Die Versorgung der Bevölkerung auf einem hohen medizinischen Niveau müsse in den Krankenhäusern des Klinikverbunds Hessen auch unter wirtschaftlichen Gesichtspunkten erfolgen. „Die meisten öffentlichen Krankenhäuser sind Unternehmen, deren Geschäftsführer und Vorstände der wirtschaftlichen Betriebsführung verpflichtet sind und unsere kommunalen Träger können Verluste nicht auf Dauer ausgleichen“, stellt Clemens Maurer, Vorstandsvorsitzender des Klinikverbunds Hessen fest. Bei sinkenden Einnahmen müssten zwangsläufig Kosten eingespart werden, was bei Krankenhäusern vor allem personelle Konsequenzen bedeute. Allerdings gebe es da nur wenige Spielräume, denn vor allem das Pflegepersonal werde gebraucht und trage – trotz verminderter Belegung – weiterhin die Hauptlast der Versorgung von COVID-Erkrankten. Die dort beschäftigten Menschen seien nach dem zurückliegenden Corona-Jahr ohnehin an der Belastungsgrenze.

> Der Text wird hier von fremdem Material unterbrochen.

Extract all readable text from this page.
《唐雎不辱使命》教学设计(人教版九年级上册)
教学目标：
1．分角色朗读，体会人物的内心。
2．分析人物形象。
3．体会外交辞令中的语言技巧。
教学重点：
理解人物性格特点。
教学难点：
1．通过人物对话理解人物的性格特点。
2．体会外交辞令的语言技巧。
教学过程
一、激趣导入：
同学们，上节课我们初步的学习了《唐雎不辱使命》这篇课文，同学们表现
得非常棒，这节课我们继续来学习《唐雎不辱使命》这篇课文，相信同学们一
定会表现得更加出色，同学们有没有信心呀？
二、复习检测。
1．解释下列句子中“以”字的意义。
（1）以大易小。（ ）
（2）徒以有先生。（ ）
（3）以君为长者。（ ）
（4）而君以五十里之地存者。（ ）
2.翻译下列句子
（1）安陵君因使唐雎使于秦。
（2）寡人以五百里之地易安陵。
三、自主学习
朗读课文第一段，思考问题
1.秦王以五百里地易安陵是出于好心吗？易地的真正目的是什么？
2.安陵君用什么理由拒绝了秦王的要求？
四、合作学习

„Dem kann nur durch einen vollständigen Ausgleich der pandemiebedingten Erlösverluste entgegengewirkt werden“, erklärt Achim Neyer, stellvertretender Vorstandsvorsitzender des Klinikverbunds Hessen. Der derzeit vom Bundesgesundheitsministerium vorgelegte Verordnungsentwurf sehe dagegen auf Druck der Krankenkassen nur einen verminderten Ausgleich für das Jahr 2021 gegenüber 2019 vor. Zudem seien Verluste aus anderen Bereichen als der unmittelbaren Patientenversorgung nicht berücksichtigt.
 
„Wir brauchen auch eine längerfristige Planungssicherheit, denn die Pandemie wird nicht so bald vorbei sein“, ist Neyer überzeugt. Die bestehende Regelung immer nur um einige Wochen zu verlängern sei dazu nicht dienlich.
 
Auch die verzögerten Budgetverhandlungen mit den Krankenkassen trügen zur finanziellen Unsicherheit bei. „Die meisten Krankenhäuser im Klinikverbund Hessen haben noch nicht einmal ein Budget für das Jahr 2020 verhandeln können und in einigen Fällen musste die Schiedsstelle angerufen werden“, erklärt Reinhard Schaffert, Geschäftsführer des Klinikverbundes Hessen. Strittig sei mit den Krankenkassen insbesondere die Finanzierung der Pflege, obwohl diese im besonderen Maße durch die Behandlung der COVID-Erkrankten belastet sei. Die Ausgaben der Krankenkassen für die Krankenhäuser im Jahr 2020 gegenüber 2019 seien nach eigenen Angaben des Spitzenverbandes der Gesetzlichen Krankenversicherung trotz Pandemie nur moderat um 1,5% gestiegen, was lediglich der Hälfte der durchschnittlichen Steigerungen der letzten Jahre entspreche. „Applaus alleine reicht nicht! Die Krankenkassen hatten bei den Krankenhäusern durch die Pandemie offensichtlich weniger Ausgaben, als üblicherweise erwartet. Dass sie sich gerade jetzt vor allem bei den Pflegepersonalkosten so sperren, ist nicht gerade ein Zeichen von Wertschätzung für die Arbeit der Menschen in der Pflege und im Krankenhaus insgesamt“, meint Schaffert.
 
Dagegen habe das Land Hessen und das Hessische Ministerium für Soziales und Integration die Kliniken im Rahmen seiner Möglichkeiten mit großem Engagement unterstützt und sich auf Bundesebene für die Krankenhäuser eingesetzt. Auch bei der Koordination der COVID-Versorgung sowie anderen Themen der Krankenhausversorgung und Krankenhausplanung sei das Ministerium aktiv geworden und habe die Zusammenarbeit mit den Krankenhäusern gesucht, um die Versorgungsstrukturen zu verbessern. „Dafür danken wir Herrn Minister Klose und den Mitarbeiterinnen und Mitarbeitern im Ministerium ausdrücklich“, so Maurer.
 
Der Klinikverbund Hessen werde sich weiterhin auf allen Ebenen der Politik für eine ausreichende Finanzierung der Krankenhäuser und konstruktive Weiterentwicklung der Versorgung einsetzen.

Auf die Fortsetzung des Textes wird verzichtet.